1. Introduction
Variant classification is prone to cognitive biases and logical fallacies. Even experienced curators can fall into traps that lead to misclassification. In this post, we dissect the five most common errors and how to avoid them.
2. Double Counting (Circular Evidence)
This is the cardinal sin of variant interpretation: using the same piece of data to satisfy multiple criteria.
Using a functional assay to apply PS3 (Functional Studies) AND PP3 (In-Silico) because the in-silico tool was trained on that functional data.
Apply PS3 only. The functional data supersedes the prediction.
3. Ancestry Bias (The Manrai Artifact)
Assuming that absence in a database means the variant is rare in all populations.
The Trap
You find a variant absent in gnomAD (which is 50% European). You apply PM2. However, your patient is of African ancestry, and the variant is actually common (5%) in that specific sub-population, which is underrepresented in gnomAD.
Solution: Always check the specific ancestry population in gnomAD and consider All of Us data.
4. In-Silico Overreliance
"It's red in PolyPhen, so it must be pathogenic."
Reality Check: Most in-silico tools have a specificity of ~60-70%. They are screening tools, not diagnostic tools.

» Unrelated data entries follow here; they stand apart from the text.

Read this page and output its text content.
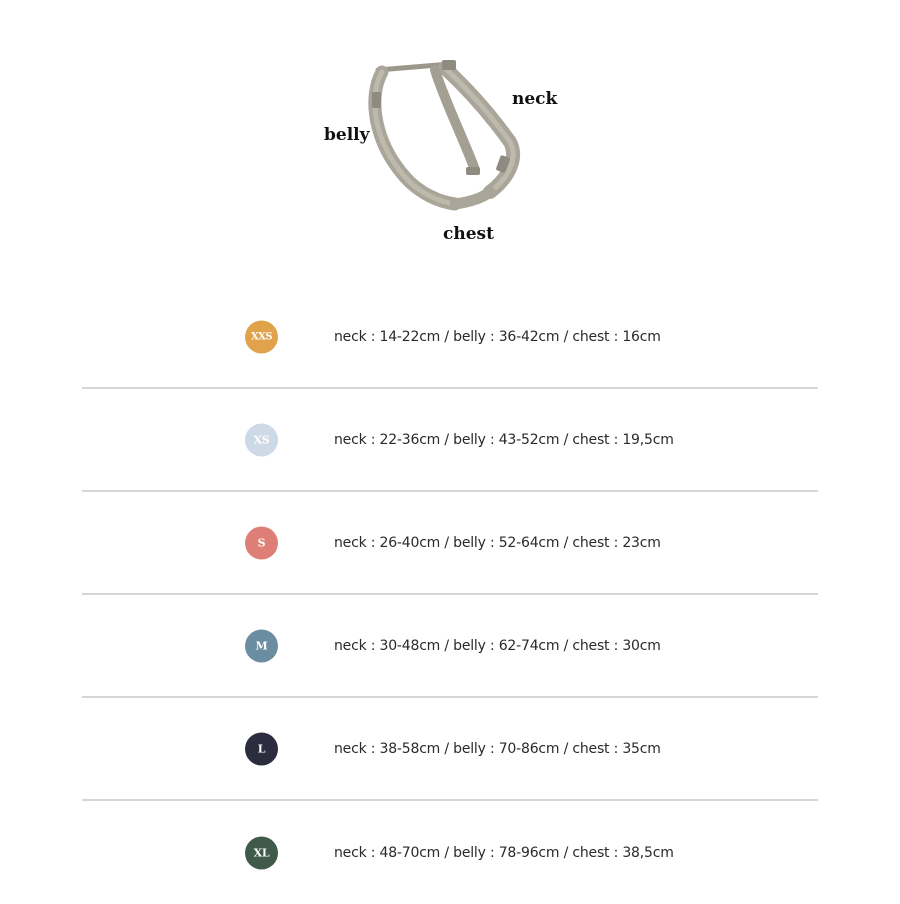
belly
neck
chest
XXS	neck : 14-22cm / belly : 36-42cm / chest : 16cm
XS	neck : 22-36cm / belly : 43-52cm / chest : 19,5cm
S	neck : 26-40cm / belly : 52-64cm / chest : 23cm
M	neck : 30-48cm / belly : 62-74cm / chest : 30cm
L	neck : 38-58cm / belly : 70-86cm / chest : 35cm
XL	neck : 48-70cm / belly : 78-96cm / chest : 38,5cm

Never use PP3 as the sole evidence to upgrade a VUS to Likely Pathogenic.
5. PVS1 Misuse
Applying PVS1 to any truncation without checking the NMD rules.
- Last Exon: Truncations in the last exon usually escape NMD. The protein is made, just shorter. Is the missing tail critical? If not, PVS1 does not apply.
- Splice Rescue: A splice site mutation might just cause exon skipping that leaves the reading frame intact (e.g., skipping an in-frame exon).
6. The Phenotype Trap
Confirmation bias is powerful. If a patient has Marfan syndrome and you find a VUS in FBN1, your brain wants to call it Pathogenic.
The Discipline: You must evaluate the variant blind to the patient's phenotype first. The phenotype only comes in via PP4 (Phenotype specificity), which is a weak criterion.